Distantly, a wolf howled. Jerna whispered above the prince, sluicing down on the breeze to curl protectively around his shoulders. Her touch was soft and cool. Two sentries bantered over by the outer wall as they changed watch.
At that moment, Sanglant understood the whole. As if sensing his growing anger, Jerna slipped away into the air. He rose slowly, using his height to intimidate. “You know them, then, Anne and the others.” He didn’t need to make it a question. “You’ve been one of them all along, and never loyal to my father, or to his father before him. Never loyal to your Eagle’s oath.”

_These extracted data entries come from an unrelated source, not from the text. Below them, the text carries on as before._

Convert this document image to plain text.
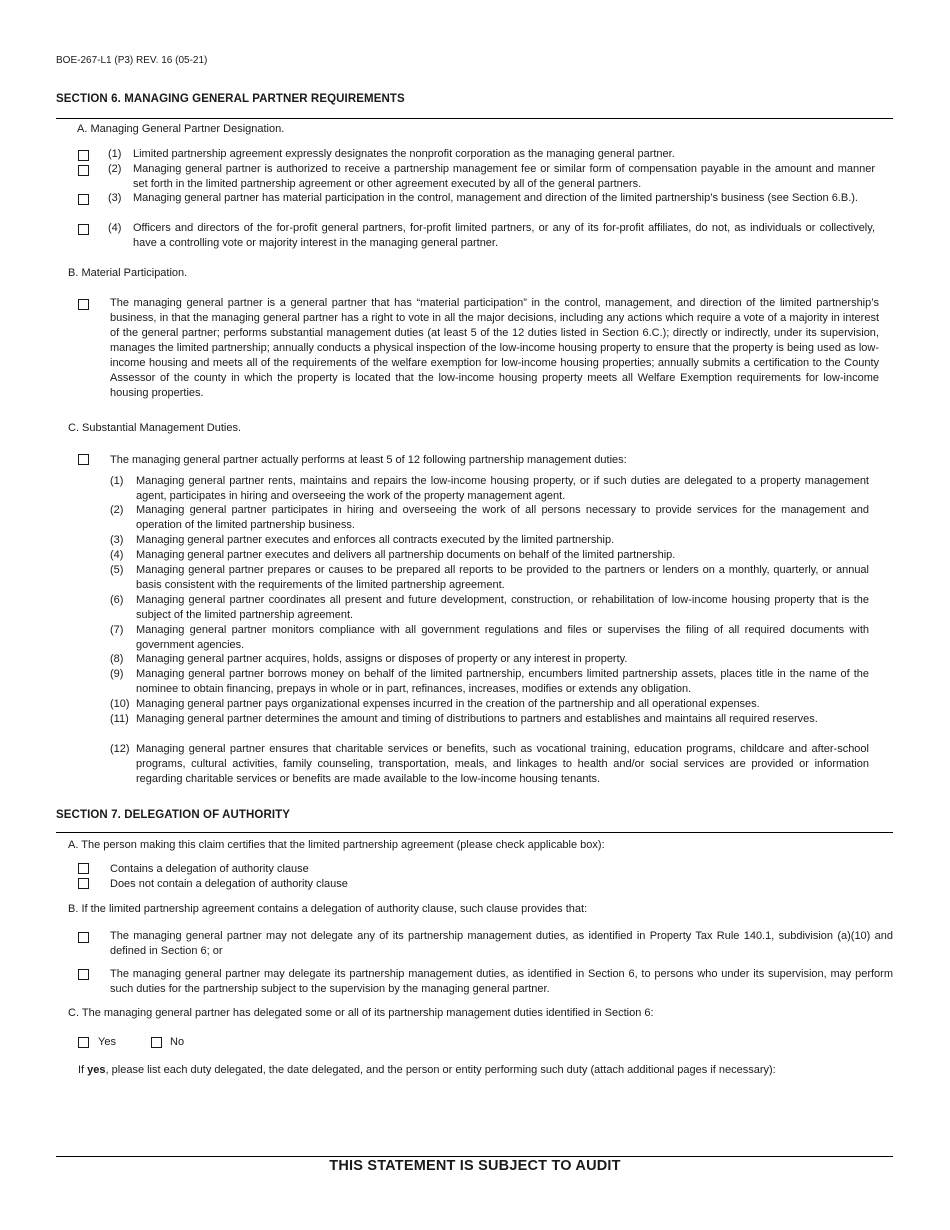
BOE-267-L1 (P3) REV. 16 (05-21)
SECTION 6. MANAGING GENERAL PARTNER REQUIREMENTS
A. Managing General Partner Designation.
(1) Limited partnership agreement expressly designates the nonprofit corporation as the managing general partner.
(2) Managing general partner is authorized to receive a partnership management fee or similar form of compensation payable in the amount and manner set forth in the limited partnership agreement or other agreement executed by all of the general partners.
(3) Managing general partner has material participation in the control, management and direction of the limited partnership’s business (see Section 6.B.).
(4) Officers and directors of the for-profit general partners, for-profit limited partners, or any of its for-profit affiliates, do not, as individuals or collectively, have a controlling vote or majority interest in the managing general partner.
B. Material Participation.
The managing general partner is a general partner that has “material participation” in the control, management, and direction of the limited partnership’s business, in that the managing general partner has a right to vote in all the major decisions, including any actions which require a vote of a majority in interest of the general partner; performs substantial management duties (at least 5 of the 12 duties listed in Section 6.C.); directly or indirectly, under its supervision, manages the limited partnership; annually conducts a physical inspection of the low-income housing property to ensure that the property is being used as low-income housing and meets all of the requirements of the welfare exemption for low-income housing properties; annually submits a certification to the County Assessor of the county in which the property is located that the low-income housing property meets all Welfare Exemption requirements for low-income housing properties.
C. Substantial Management Duties.
The managing general partner actually performs at least 5 of 12 following partnership management duties:
(1) Managing general partner rents, maintains and repairs the low-income housing property, or if such duties are delegated to a property management agent, participates in hiring and overseeing the work of the property management agent.
(2) Managing general partner participates in hiring and overseeing the work of all persons necessary to provide services for the management and operation of the limited partnership business.
(3) Managing general partner executes and enforces all contracts executed by the limited partnership.
(4) Managing general partner executes and delivers all partnership documents on behalf of the limited partnership.
(5) Managing general partner prepares or causes to be prepared all reports to be provided to the partners or lenders on a monthly, quarterly, or annual basis consistent with the requirements of the limited partnership agreement.
(6) Managing general partner coordinates all present and future development, construction, or rehabilitation of low-income housing property that is the subject of the limited partnership agreement.
(7) Managing general partner monitors compliance with all government regulations and files or supervises the filing of all required documents with government agencies.
(8) Managing general partner acquires, holds, assigns or disposes of property or any interest in property.
(9) Managing general partner borrows money on behalf of the limited partnership, encumbers limited partnership assets, places title in the name of the nominee to obtain financing, prepays in whole or in part, refinances, increases, modifies or extends any obligation.
(10) Managing general partner pays organizational expenses incurred in the creation of the partnership and all operational expenses.
(11) Managing general partner determines the amount and timing of distributions to partners and establishes and maintains all required reserves.
(12) Managing general partner ensures that charitable services or benefits, such as vocational training, education programs, childcare and after-school programs, cultural activities, family counseling, transportation, meals, and linkages to health and/or social services are provided or information regarding charitable services or benefits are made available to the low-income housing tenants.
SECTION 7. DELEGATION OF AUTHORITY
A. The person making this claim certifies that the limited partnership agreement (please check applicable box):
Contains a delegation of authority clause
Does not contain a delegation of authority clause
B. If the limited partnership agreement contains a delegation of authority clause, such clause provides that:
The managing general partner may not delegate any of its partnership management duties, as identified in Property Tax Rule 140.1, subdivision (a)(10) and defined in Section 6; or
The managing general partner may delegate its partnership management duties, as identified in Section 6, to persons who under its supervision, may perform such duties for the partnership subject to the supervision by the managing general partner.
C. The managing general partner has delegated some or all of its partnership management duties identified in Section 6:
Yes	No
If yes, please list each duty delegated, the date delegated, and the person or entity performing such duty (attach additional pages if necessary):
THIS STATEMENT IS SUBJECT TO AUDIT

This was too much for Wolfhere. “Don’t mock what you don’t understand, my lord prince! King Arnulf trusted me, and I served him until the day he died. I never betrayed Wendar.” Agitated, he continued in a choked voice as he sank down onto the stone block with the weariness of a man who has walked many leagues only to find his beloved home burned to the ground. “Ai, Lady! That it should come to this! That Anne should be willing to use evil tools in a good cause. Have I misjudged her all this time?”
“Does this surprise you?” demanded Sanglant. “Liath and I were her prisoners for many months. It does not surprise me.”

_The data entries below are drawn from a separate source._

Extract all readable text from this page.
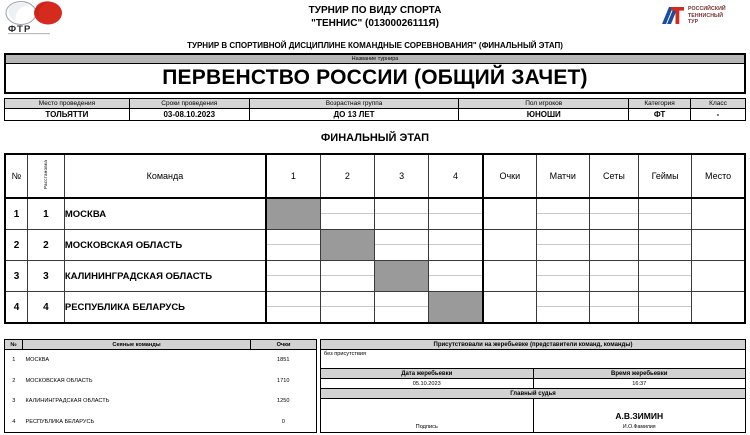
ФТР
ТУРНИР ПО ВИДУ СПОРТА
"ТЕННИС" (01300026111Я)
РОССИЙСКИЙ
ТЕННИСНЫЙ
ТУР
ТУРНИР В СПОРТИВНОЙ ДИСЦИПЛИНЕ КОМАНДНЫЕ СОРЕВНОВАНИЯ" (ФИНАЛЬНЫЙ ЭТАП)
Название турнира
ПЕРВЕНСТВО РОССИИ (ОБЩИЙ ЗАЧЕТ)
Место проведения	Сроки проведения	Возрастная группа	Пол игроков	Категория	Класс
ТОЛЬЯТТИ	03-08.10.2023	ДО 13 ЛЕТ	ЮНОШИ	ФТ	-
ФИНАЛЬНЫЙ ЭТАП
№	Расстановка	Команда	1	2	3	4	Очки	Матчи	Сеты	Геймы	Место
1	1	МОСКВА		

2	2	МОСКОВСКАЯ ОБЛАСТЬ	

3	3	КАЛИНИНГРАДСКАЯ ОБЛАСТЬ	

4	4	РЕСПУБЛИКА БЕЛАРУСЬ	

№	Сеяные команды	Очки
1	МОСКВА	1851
2	МОСКОВСКАЯ ОБЛАСТЬ	1710
3	КАЛИНИНГРАДСКАЯ ОБЛАСТЬ	1250
4	РЕСПУБЛИКА БЕЛАРУСЬ	0
Присутствовали на жеребьевке (представители команд, команды)	
без присутствия	
Дата жеребьевки	Время жеребьевки
05.10.2023	16:37
Главный судья	

Подпись	А.В.ЗИМИН
И.О.Фамилия
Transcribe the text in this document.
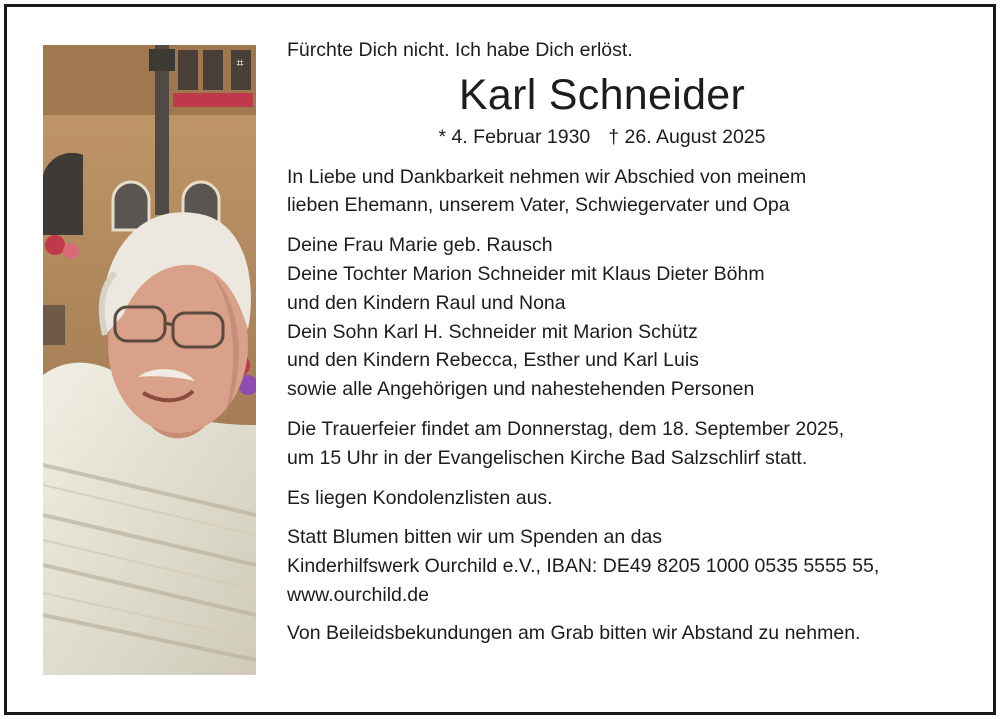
⌗
Fürchte Dich nicht. Ich habe Dich erlöst.
Karl Schneider
* 4. Februar 1930 † 26. August 2025
In Liebe und Dankbarkeit nehmen wir Abschied von meinem
lieben Ehemann, unserem Vater, Schwiegervater und Opa
Deine Frau Marie geb. Rausch
Deine Tochter Marion Schneider mit Klaus Dieter Böhm
und den Kindern Raul und Nona
Dein Sohn Karl H. Schneider mit Marion Schütz
und den Kindern Rebecca, Esther und Karl Luis
sowie alle Angehörigen und nahestehenden Personen
Die Trauerfeier findet am Donnerstag, dem 18. September 2025,
um 15 Uhr in der Evangelischen Kirche Bad Salzschlirf statt.
Es liegen Kondolenzlisten aus.
Statt Blumen bitten wir um Spenden an das
Kinderhilfswerk Ourchild e.V., IBAN: DE49 8205 1000 0535 5555 55,
www.ourchild.de
Von Beileidsbekundungen am Grab bitten wir Abstand zu nehmen.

“You were not her prisoners! Liath was—” Here Wolfhere halted, breaking off with an anguished grimace.
Sanglant finished for him. “Her tool. Even her daughter was only a tool to her. Did Anne ever love her?”
Wolfhere covered his eyes with a hand. The pain in his voice was easy to hear. “Nay, Anne never loved her. Bernard was the one who loved her.”
“Anne killed him in order to get Liath back.”
“Bernard took what wasn’t his to have! It may even be possible he meant well, but he was horribly and dangerously misguided and full of himself, never listening to any voice but his own. He damaged Liath by hiding her from those who understood what she is and the power that is her birthright. We had no choice but to do what we did to get her back!”
Hands in fists, he rose and paced to the fire, staring into it as though he could see memories within the flames. At last he looked up. “Liath isn’t here, is she?” The old Eagle seemed ready to strangle on the words. “Verna lay abandoned when I reached it, everything in ruins, and Anne had left already with the survivors.”
“You did not follow her?”
“Crossing the mountains on foot at this time of year? I haven’t the skills to travel as Anne may, walking the stones. God’s mercy, Prince Sanglant, where is Liath?”
Sanglant had to close his eyes to shut away the memory. He could not speak of it; the pain still burned too deep and if he spoke he knew he would break down into sobs.
Heribert touched him, briefly, on the arm before stepping forward. “I had already left,” he said softly, “so I did not witness the conflagration myself, but my lord prince has told me that unearthly creatures with wings of flame walked into the valley through the stone circle and took Liath away with them.”